There’s a family resemblance between the disaster-ridden Fukushima nuclear power plant in Japan and some nuclear plants close to us in here New England.
The Fukushima plant is a General Electric Mark I (a design term for the plant’s containment structure). So is the Vermont Yankee nuclear plant near Brattleboro, and so are two other plants that belong to Vermont Yankee’s owner, Entergy of Louisiana: the Nine Mile Point plant in upstate New York and the Pilgrim plant in Plymouth. In all, the U.S. has 23 reactors of this type.
The Mark I connection was cited last week by Sen. Bernie Sanders of Vermont in a letter to Sen. Barbara Boxer, chairman of the Senate Committee on Environment and Public Works, requesting a Congressional inquiry into “the safety of our nation’s nuclear power plants, in light of the ongoing situation in Japan. As you know, two nuclear reactors in Japan at the Fukushima plant are believed to be in partial meltdown according to the Japanese government; in addition, there have been two [three at press time] hydrogen explosions and direct venting of radioactive gases into the environment.”

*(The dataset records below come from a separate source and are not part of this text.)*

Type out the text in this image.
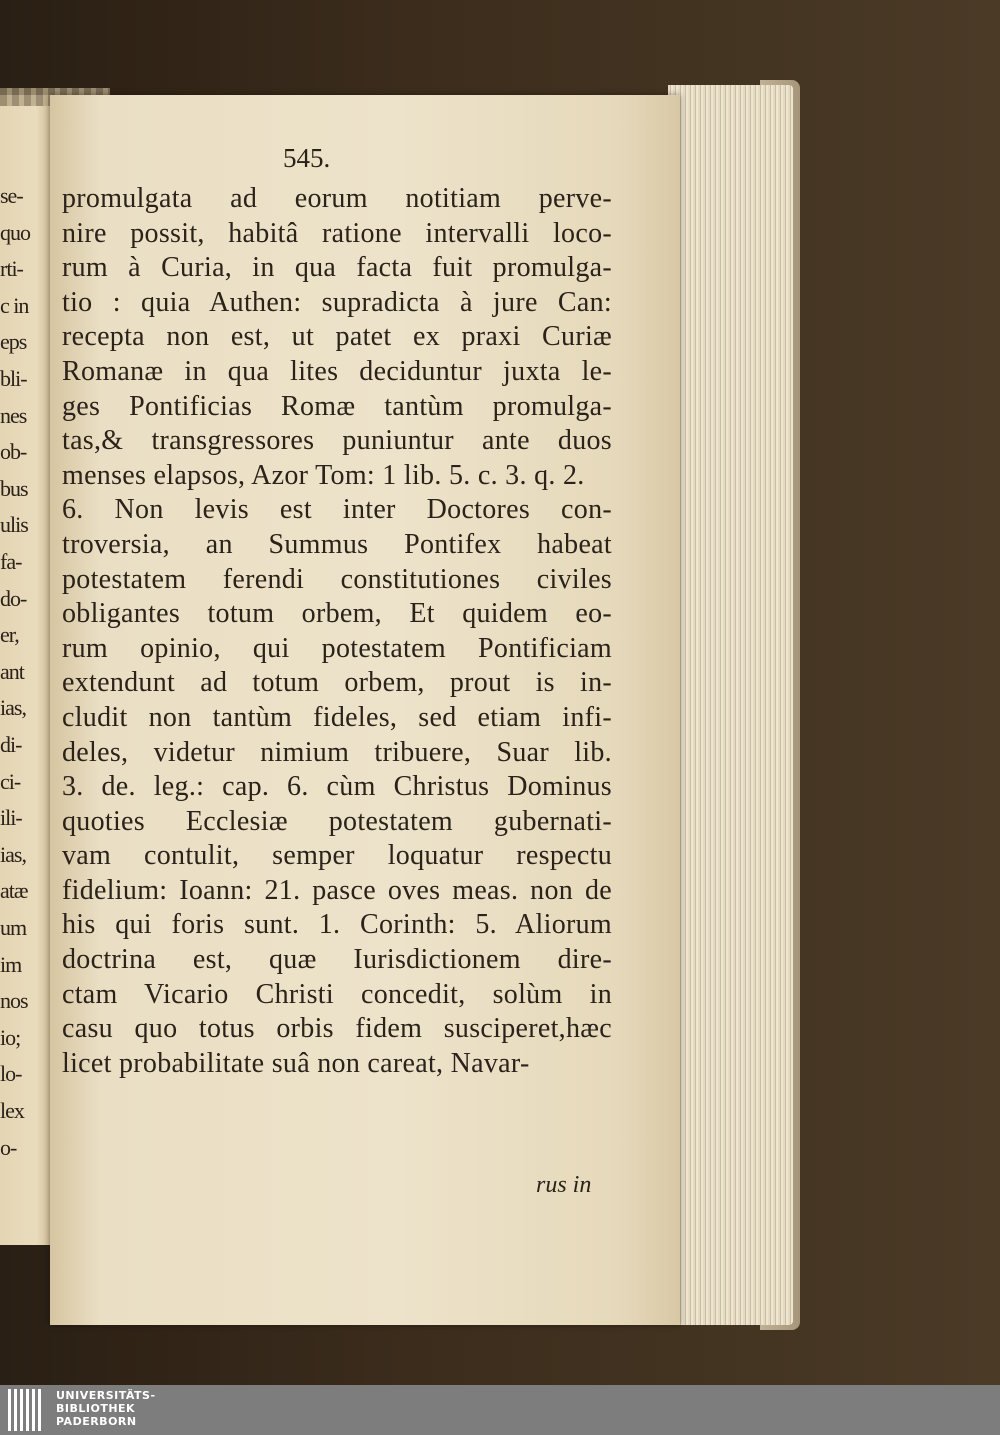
se-
quo
rti-
c in
eps
bli-
nes
ob-
bus
ulis
fa-
do-
er,
ant
ias,
di-
ci-
ili-
ias,
atæ
um
im
nos
io;
lo-
lex
o-
545.
promulgata ad eorum notitiam perve-
nire possit, habitâ ratione intervalli loco-
rum à Curia, in qua facta fuit promulga-
tio : quia Authen: supradicta à jure Can:
recepta non est, ut patet ex praxi Curiæ
Romanæ in qua lites deciduntur juxta le-
ges Pontificias Romæ tantùm promulga-
tas,& transgressores puniuntur ante duos
menses elapsos, Azor Tom: 1 lib. 5. c. 3. q. 2.
6. Non levis est inter Doctores con-
troversia, an Summus Pontifex habeat
potestatem ferendi constitutiones civiles
obligantes totum orbem, Et quidem eo-
rum opinio, qui potestatem Pontificiam
extendunt ad totum orbem, prout is in-
cludit non tantùm fideles, sed etiam infi-
deles, videtur nimium tribuere, Suar lib.
3. de. leg.: cap. 6. cùm Christus Dominus
quoties Ecclesiæ potestatem gubernati-
vam contulit, semper loquatur respectu
fidelium: Ioann: 21. pasce oves meas. non de
his qui foris sunt. 1. Corinth: 5. Aliorum
doctrina est, quæ Iurisdictionem dire-
ctam Vicario Christi concedit, solùm in
casu quo totus orbis fidem susciperet,hæc
licet probabilitate suâ non careat, Navar-
rus in
UNIVERSITÄTS-
BIBLIOTHEK
PADERBORN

The Mark I design stemmed from a model developed by General Electric in the 1950s, and from early on there were concerns about its safety. A revealing interchange on the subject took place in 1972 between Stephen H. Hanauer, an official with the Atomic Energy Commission, the predecessor of the Nuclear Regulatory Commission, and Joseph Hendrie of Brookhaven National Laboratory, later NRC chairman. Hanauer wrote a memo suggesting that the Mark I design—which the industry favored because it was economical—be discontinued because in an accident, pressure from hydrogen buildup might rupture the containment. Hendrie agreed, but complained that the Mark I was so popular with the industry and regulators that “reversal of this hallowed policy& could well be the end of nuclear power.”

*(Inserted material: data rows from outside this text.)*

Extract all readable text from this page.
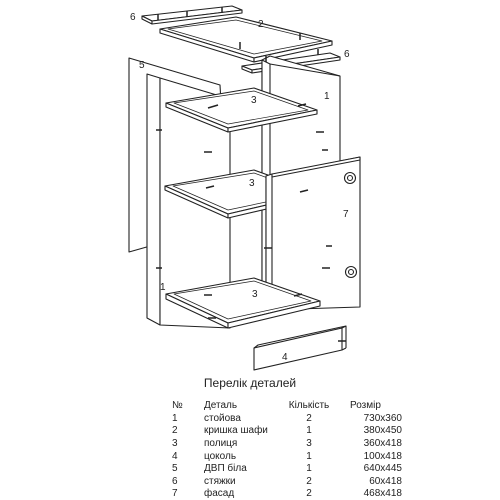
6
2
6
5
1
3
3
7
1
3
4
Перелік деталей
№	Деталь	Кількість	Розмір
1	стойова	2	730x360
2	кришка шафи	1	380x450
3	полиця	3	360x418
4	цоколь	1	100x418
5	ДВП біла	1	640x445
6	стяжки	2	60x418
7	фасад	2	468x418
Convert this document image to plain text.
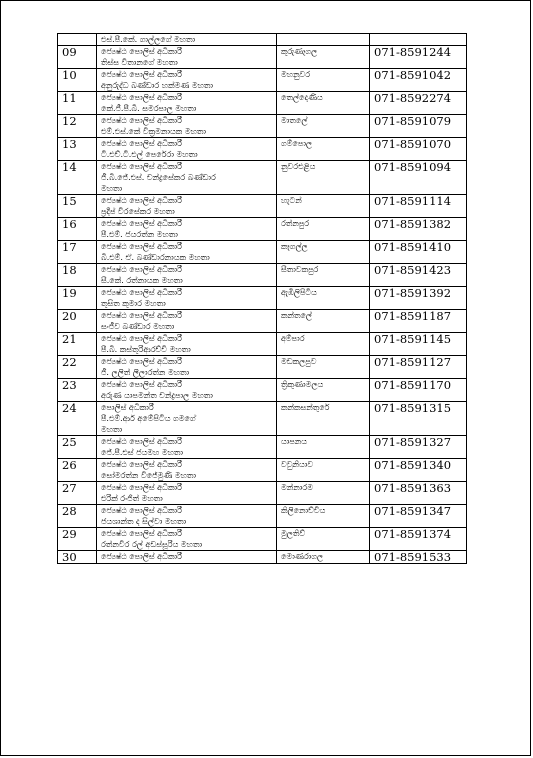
	එස්.පී.කේ. ගාල්ලගේ මහතා		

09	ජ්‍යෙෂ්ඨ පොලිස් අධිකාරී
තිස්ස විතානගේ මහතා	කුරුණෑගල	071-8591244
10	ජ්‍යෙෂ්ඨ පොලිස් අධිකාරී
අනුරුද්ධ බණ්ඩාර හක්මණ මහතා	මහනුවර	071-8591042
11	ජ්‍යෙෂ්ඨ පොලිස් අධිකාරී
කේ.ජී.පී.බී. සමරපාල මහතා	තෙල්දෙණිය	071-8592274
12	ජ්‍යෙෂ්ඨ පොලිස් අධිකාරී
එම්.එස්.කේ වික්‍රමනායක මහතා	මාතලේ	071-8591079
13	ජ්‍යෙෂ්ඨ පොලිස් අධිකාරී
ටී.එච්.ටී.එල් පෙරේරා මහතා	ගම්පොල	071-8591070
14	ජ්‍යෙෂ්ඨ පොලිස් අධිකාරී
ජී.බී.ජේ.එස්. චන්ද්‍රසේකර බණ්ඩාර
මහතා	නුවරඑළිය	071-8591094
15	ජ්‍යෙෂ්ඨ පොලිස් අධිකාරී
ප්‍රදීප් වීරසේකර මහතා	හැටන්	071-8591114
16	ජ්‍යෙෂ්ඨ පොලිස් අධිකාරී
පී.එම්. ජයරත්න මහතා	රත්නපුර	071-8591382
17	ජ්‍යෙෂ්ඨ පොලිස් අධිකාරී
බී.එම්. ඒ. බණ්ඩාරනායක මහතා	කෑගල්ල	071-8591410
18	ජ්‍යෙෂ්ඨ පොලිස් අධිකාරී
සී.කේ. රත්නායක මහතා	සීතාවකපුර	071-8591423
19	ජ්‍යෙෂ්ඨ පොලිස් අධිකාරී
තුසිත කුමාර මහතා	ඇඹිලිපිටිය	071-8591392
20	ජ්‍යෙෂ්ඨ පොලිස් අධිකාරී
සංජීව බණ්ඩාර මහතා	කන්තලේ	071-8591187
21	ජ්‍යෙෂ්ඨ පොලිස් අධිකාරී
පී.බී. කස්තුරිආරච්චි මහතා	අම්පාර	071-8591145
22	ජ්‍යෙෂ්ඨ පොලිස් අධිකාරී
ජී. ලලිත් ලීලාරත්න මහතා	මඩකලපුව	071-8591127
23	ජ්‍යෙෂ්ඨ පොලිස් අධිකාරී
අරුණ යාපමන්ත චන්ද්‍රපාල මහතා	ත්‍රිකුණාමලය	071-8591170
24	පොලිස් අධිකාරී
පී.එම්.ආර් අමේපිටිය ගමගේ
මහතා	කන්කසන්තුරේ	071-8591315
25	ජ්‍යෙෂ්ඨ පොලිස් අධිකාරී
ජේ.පී.එස් ජයමහ මහතා	යාපනය	071-8591327
26	ජ්‍යෙෂ්ඨ පොලිස් අධිකාරී
සෝමරත්න විජේමුණි මහතා	වවුනියාව	071-8591340
27	ජ්‍යෙෂ්ඨ පොලිස් අධිකාරී
එරික් රංජිත් මහතා	මන්නාරම	071-8591363
28	ජ්‍යෙෂ්ඨ පොලිස් අධිකාරී
ජයශාන්ත ද සිල්වා මහතා	කිලිනොච්චිය	071-8591347
29	ජ්‍යෙෂ්ඨ පොලිස් අධිකාරී
රත්නවීර රල් අඩස්සූරිය මහතා	මුලතිව්	071-8591374
30	ජ්‍යෙෂ්ඨ පොලිස් අධිකාරී	මොණරාගල	071-8591533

Fast forward to 2011, when the Fukushima disaster has become a dismaying example of the failure of nuclear plant engineering. As the Union of Concerned Scientists explains it, the NRC requires operators to show that in case of accident, their nuclear plants would release no more than 250 millisieverts of radiation during the worst moment of the event. On March 16, Fukushima, with reactors similar in design to many in the U.S., was emitting 1,000 millisieverts—a sign that nuclear plant design specs can be meaningless in the face of a significant natural disaster.